A Woman In Your Own Right by Anne Dickson
In many ways this is a classic book of feminism – the original of this book came out in 1982, so this is its fourthieth anniversary reissue. The author has completely revised the contents to adjust for a new century and a new world view in many respects, because “Despite advances in gender equality in education, the workplace and the home, in practice many women and girls still find it a challenge to speak up and be heard”. This book is subtitled “The art of assertive, clear and honest communication”, and looks at how different methods of expressing oneself in a multitude of situations can change outcomes and our reactions to everyday situations. Ranging from asking for help at home to dealing with tricky situations in the workplace, this book looks at the possible scenarios that women encounter and can struggle with, perceiving a failure to put across their point of view. The author has continued to teach assertiveness training over the years since, but points out how training for women in this respect has been overtaken by a general move towards the individual. Certainly there are techniques in this book that would transcend gender limitations; while many of the situations here would seem to reflect women’s difficulties with family expectations for childcare, contact with older relatives, household tasks etc, it would be wrong to assume that hesitancy to communicate effectively is limited to those who identify as women. It is nonetheless a classic given an impressive update for a new century, managing to be reassuring, inspiring and much more in one volume. I was very pleased to have the opportunity to read and review this “Pioneering Handbook”
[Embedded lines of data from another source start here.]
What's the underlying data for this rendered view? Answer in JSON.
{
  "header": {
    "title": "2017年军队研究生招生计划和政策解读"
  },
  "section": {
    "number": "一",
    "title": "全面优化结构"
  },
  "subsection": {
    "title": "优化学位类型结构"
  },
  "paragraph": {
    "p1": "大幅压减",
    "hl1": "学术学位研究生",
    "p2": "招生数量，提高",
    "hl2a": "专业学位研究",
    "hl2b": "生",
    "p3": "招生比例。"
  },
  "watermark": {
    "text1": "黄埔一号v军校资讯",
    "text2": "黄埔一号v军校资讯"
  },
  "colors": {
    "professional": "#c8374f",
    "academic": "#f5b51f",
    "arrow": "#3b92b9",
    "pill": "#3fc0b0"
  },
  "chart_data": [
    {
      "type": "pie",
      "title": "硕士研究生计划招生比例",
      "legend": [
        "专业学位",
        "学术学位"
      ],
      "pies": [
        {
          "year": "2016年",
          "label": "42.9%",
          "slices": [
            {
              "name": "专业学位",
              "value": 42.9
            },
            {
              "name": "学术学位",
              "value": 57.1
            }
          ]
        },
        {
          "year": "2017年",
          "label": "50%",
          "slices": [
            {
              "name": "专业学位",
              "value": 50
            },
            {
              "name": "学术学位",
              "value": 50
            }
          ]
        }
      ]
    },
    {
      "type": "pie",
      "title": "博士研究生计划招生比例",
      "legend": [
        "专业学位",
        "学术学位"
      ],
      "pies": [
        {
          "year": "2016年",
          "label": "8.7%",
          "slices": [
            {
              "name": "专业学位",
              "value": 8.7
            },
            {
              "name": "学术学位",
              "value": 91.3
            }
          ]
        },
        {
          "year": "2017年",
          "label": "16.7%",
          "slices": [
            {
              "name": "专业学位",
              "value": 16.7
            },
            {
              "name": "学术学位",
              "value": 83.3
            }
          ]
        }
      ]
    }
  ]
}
It is also possibly less specific regarding the methods of communication that have come to the fore during the last few decades, such as social media and email, whatsapp and text. It does acknowledge that such means of contact do limit the nuances that can be expressed face to face, but perhaps is limited in passing on ideas for when this is not possible. This is not a criticism in that it is clear that this book is aimed at recommending strategies for everyday interactions, and it does an excellent job of reassuring the reader that they can get over their point of view. It looks at three hypothetical women who each demonstrate the extremes of ways of dealing with situations, ranging from angry aggression to tired acceptance and submission. A fourth woman shows examples of the reasonable and successful ways that would probably succeed in the same situation, balancing compromise, assertion and a definite specific outcome. A lot of the mini scripts that Dickson uses come down to being specific; rather than asking for a wholesale change, asking for a specific thing such as a timely meeting with a certain person, or a plan to cover household tasks on a more equal basis. It suggests the benefits of role playing various scenarios with a trusted friend, to enable thought and preparation of what will succeed, to practise the actual words that will have the most effect. This book is impressive in its coverage, including some of the situations experienced by older people as well as those in the workplace.
The dedication of this book is so impressive I immediately tried to send a photo to my daughter. It acknowledges the women who fight every day for “gender equality and justice”, the basic rights to access education, and so much more that are still live issues in this and so many countries in our world. There is a list of books for Further Reading, and a comprehensive index for those who like me read it straight through but wish to refer back to specific issues such as “saying no” and “body language”. This is undoubtedly a useful and inspiring book which should be widely available and read by all those who wish to make a difference in how they communicate with others to reflect their own feelings and needs. Comprehensive and thoughtful, it provides a valuable and fascinating insight into how to cope with everyday challenges.